KPK Serahkan Aset Hasil Sitaan kepada Gubernur Sulteng

Headline, Sulteng574 Dilihat

JAKARTA , Sulteng Today – Komisi Pemberantasan Korupsi (KPK) menyerahkan tanah hasil sitaan negara kepada Pemerintah Provinsi Sulteng.

Penyerahan tanah seluas 1.335 meter persegi ini berlangsung di kantor KPK, di Jakarta, Rabu, 29 April 2026.

Gubernur Sulawesi Tengah, Anwar Hafid hadir di kantor KPK dan menerima langsung dokumen penyerahan aset senilai Rp204 juta lebih tersebut.

Untuk diketahui, aset tanah ini terletak di Kelurahan Mamboro, Kota Palu.

Gubernur Anwar Hafid dari Jakarta menjelaskan, penyerahan aset hasil sitaan kepada pemerintah provinsi sebagai bagian dari upaya pemanfaatan barang rampasan negara agar kembali memberikan manfaat bagi masyarakat.

Penyerahan aset itu menjadi bentuk komitmen negara dalam memastikan barang hasil rampasan dapat digunakan untuk kepentingan yang lebih produktif.

Pemerintah berharap aset tersebut dapat dimanfaatkan secara tepat sasaran untuk mendukung kebutuhan daerah.

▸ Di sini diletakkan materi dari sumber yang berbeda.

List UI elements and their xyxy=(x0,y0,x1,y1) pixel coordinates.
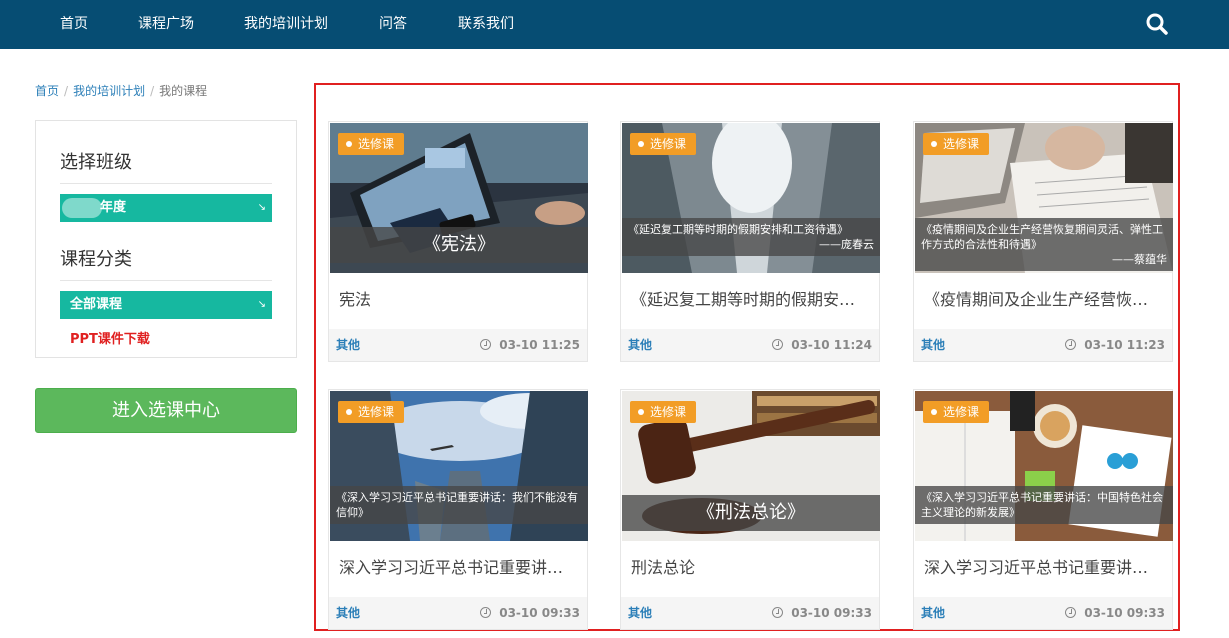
redacted-mark xyxy=(62,198,102,218)
course-title[interactable]: 深入学习习近平总书记重要讲话：中国特色社会主义理论的新发展 xyxy=(924,554,1164,578)
breadcrumb-separator: / xyxy=(64,84,69,98)
clock-icon xyxy=(480,339,492,350)
course-category[interactable]: 其他 xyxy=(921,597,945,629)
banner-title-text: 《疫情期间及企业生产经营恢复期间灵活、弹性工作方式的合法性和待遇》 xyxy=(921,223,1163,251)
course-meta: 其他 03-10 11:25 xyxy=(329,329,587,361)
course-thumbnail: 《疫情期间及企业生产经营恢复期间灵活、弹性工作方式的合法性和待遇》 ——蔡蕴华 … xyxy=(915,123,1173,273)
course-thumbnail: 《刑法总论》 选修课 xyxy=(622,391,880,541)
course-thumbnail: 《深入学习习近平总书记重要讲话：我们不能没有信仰》 选修课 xyxy=(330,391,588,541)
elective-tag: 选修课 xyxy=(338,133,405,155)
course-time: 03-10 11:25 xyxy=(480,329,580,361)
divider xyxy=(60,280,272,281)
course-title[interactable]: 《延迟复工期等时期的假期安排和工资待遇》 xyxy=(631,286,871,310)
category-select-value: 全部课程 xyxy=(70,297,123,312)
course-meta: 其他 03-10 09:33 xyxy=(621,597,879,629)
course-time-value: 03-10 09:33 xyxy=(499,606,580,620)
course-category[interactable]: 其他 xyxy=(628,329,652,361)
nav-course-plaza[interactable]: 课程广场 xyxy=(138,0,194,49)
course-card[interactable]: 《深入学习习近平总书记重要讲话：我们不能没有信仰》 选修课 深入学习习近平总书记… xyxy=(328,389,588,630)
breadcrumb-home[interactable]: 首页 xyxy=(35,84,59,98)
top-navbar: 首页 课程广场 我的培训计划 问答 联系我们 xyxy=(0,0,1229,49)
divider xyxy=(60,183,272,184)
course-time: 03-10 09:33 xyxy=(772,597,872,629)
course-card[interactable]: 《深入学习习近平总书记重要讲话：中国特色社会主义理论的新发展》 选修课 深入学习… xyxy=(913,389,1173,630)
elective-tag: 选修课 xyxy=(923,401,990,423)
filter-panel: 选择班级 年度 ↘ 课程分类 全部课程 ↘ PPT课件下载 xyxy=(35,120,297,358)
course-title[interactable]: 深入学习习近平总书记重要讲话：我们不能没有信仰 xyxy=(339,554,579,578)
course-card[interactable]: 《疫情期间及企业生产经营恢复期间灵活、弹性工作方式的合法性和待遇》 ——蔡蕴华 … xyxy=(913,121,1173,362)
banner-title-text: 《深入学习习近平总书记重要讲话：我们不能没有信仰》 xyxy=(336,491,578,519)
course-time: 03-10 11:23 xyxy=(1065,329,1165,361)
select-arrow-icon: ↘ xyxy=(257,299,266,310)
class-select-value: 年度 xyxy=(100,200,127,215)
course-card[interactable]: 《宪法》 选修课 宪法 其他 03-10 11:25 xyxy=(328,121,588,362)
course-meta: 其他 03-10 09:33 xyxy=(914,597,1172,629)
course-thumbnail: 《延迟复工期等时期的假期安排和工资待遇》 ——庞春云 选修课 xyxy=(622,123,880,273)
banner-title: 《刑法总论》 xyxy=(622,495,880,531)
banner-author: ——蔡蕴华 xyxy=(1112,253,1167,266)
breadcrumb-current: 我的课程 xyxy=(159,84,208,98)
nav-my-training-plan[interactable]: 我的培训计划 xyxy=(244,0,328,49)
course-time-value: 03-10 09:33 xyxy=(791,606,872,620)
course-time-value: 03-10 09:33 xyxy=(1084,606,1165,620)
ppt-download-link[interactable]: PPT课件下载 xyxy=(70,328,150,347)
elective-tag: 选修课 xyxy=(630,401,697,423)
course-card[interactable]: 《刑法总论》 选修课 刑法总论 其他 03-10 09:33 xyxy=(620,389,880,630)
course-meta: 其他 03-10 11:23 xyxy=(914,329,1172,361)
banner-author: ——庞春云 xyxy=(819,238,874,251)
course-thumbnail: 《宪法》 选修课 xyxy=(330,123,588,273)
nav-contact-us[interactable]: 联系我们 xyxy=(458,0,514,49)
banner-title: 《深入学习习近平总书记重要讲话：中国特色社会主义理论的新发展》 xyxy=(915,486,1173,524)
course-category[interactable]: 其他 xyxy=(921,329,945,361)
banner-title: 《深入学习习近平总书记重要讲话：我们不能没有信仰》 xyxy=(330,486,588,524)
category-select[interactable]: 全部课程 ↘ xyxy=(60,291,272,319)
class-section-title: 选择班级 xyxy=(60,152,132,173)
course-time: 03-10 11:24 xyxy=(772,329,872,361)
class-select[interactable]: 年度 ↘ xyxy=(60,194,272,222)
clock-icon xyxy=(772,607,784,618)
banner-title: 《延迟复工期等时期的假期安排和工资待遇》 ——庞春云 xyxy=(622,218,880,256)
course-time-value: 03-10 11:23 xyxy=(1084,338,1165,352)
course-meta: 其他 03-10 09:33 xyxy=(329,597,587,629)
course-category[interactable]: 其他 xyxy=(336,329,360,361)
course-title[interactable]: 刑法总论 xyxy=(631,554,871,578)
breadcrumb-training-plan[interactable]: 我的培训计划 xyxy=(73,84,145,98)
banner-title: 《疫情期间及企业生产经营恢复期间灵活、弹性工作方式的合法性和待遇》 ——蔡蕴华 xyxy=(915,218,1173,271)
course-title[interactable]: 宪法 xyxy=(339,286,579,310)
course-time-value: 03-10 11:25 xyxy=(499,338,580,352)
breadcrumb: 首页 / 我的培训计划 / 我的课程 xyxy=(35,82,207,99)
clock-icon xyxy=(1065,339,1077,350)
elective-tag: 选修课 xyxy=(338,401,405,423)
clock-icon xyxy=(480,607,492,618)
banner-title-text: 《延迟复工期等时期的假期安排和工资待遇》 xyxy=(628,223,848,236)
banner-title-text: 《深入学习习近平总书记重要讲话：中国特色社会主义理论的新发展》 xyxy=(921,491,1163,519)
banner-title: 《宪法》 xyxy=(330,227,588,263)
course-time: 03-10 09:33 xyxy=(480,597,580,629)
nav-home[interactable]: 首页 xyxy=(60,0,88,49)
search-icon[interactable] xyxy=(1145,12,1169,36)
clock-icon xyxy=(1065,607,1077,618)
course-category[interactable]: 其他 xyxy=(628,597,652,629)
elective-tag: 选修课 xyxy=(923,133,990,155)
nav-qa[interactable]: 问答 xyxy=(379,0,407,49)
course-card[interactable]: 《延迟复工期等时期的假期安排和工资待遇》 ——庞春云 选修课 《延迟复工期等时期… xyxy=(620,121,880,362)
breadcrumb-separator: / xyxy=(150,84,155,98)
clock-icon xyxy=(772,339,784,350)
enter-course-center-button[interactable]: 进入选课中心 xyxy=(35,388,297,433)
course-title[interactable]: 《疫情期间及企业生产经营恢复期间灵活、弹性工作方式的合法性和待遇》 xyxy=(924,286,1164,310)
course-thumbnail: 《深入学习习近平总书记重要讲话：中国特色社会主义理论的新发展》 选修课 xyxy=(915,391,1173,541)
course-category[interactable]: 其他 xyxy=(336,597,360,629)
course-time-value: 03-10 11:24 xyxy=(791,338,872,352)
course-meta: 其他 03-10 11:24 xyxy=(621,329,879,361)
course-time: 03-10 09:33 xyxy=(1065,597,1165,629)
select-arrow-icon: ↘ xyxy=(257,202,266,213)
category-section-title: 课程分类 xyxy=(60,249,132,270)
elective-tag: 选修课 xyxy=(630,133,697,155)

Gubernur Anwar Hafid juga menyampaikan apresiasi atas penyerahan aset tersebut kepada Pemerintah Provinsi Sulawesi Tengah.

Ia menilai langkah tersebut menunjukkan sinergi antara pemerintah pusat dan daerah dalam mengoptimalkan pemanfaatan aset negara.

“Tentunya kami berterima kasih kepada KPK yang telah memberikan barang rampasan negara kepada kami. Letaknya yang strategis tentu akan sangat bermanfaat bagi sarana prasarana Pemerintah Provinsi,” ucap Gubernur Anwar Hafid.

Menurut Gubernur Anwar, tanah yang diterima itu merupakan amanah yang harus dijaga dan dikelola secara bertanggung jawab.

Ia menegaskan bahwa pemerintah daerah akan memastikan aset tersebut dimanfaatkan dengan baik agar dapat mendukung berbagai kebutuhan pembangunan di Sulawesi Tengah.

Ia memastikan aset tersebut akan diarahkan sepenuhnya untuk kepentingan masyarakat serta dimanfaatkan secara optimal agar memberikan manfaat nyata bagi warga Sulawesi Tengah.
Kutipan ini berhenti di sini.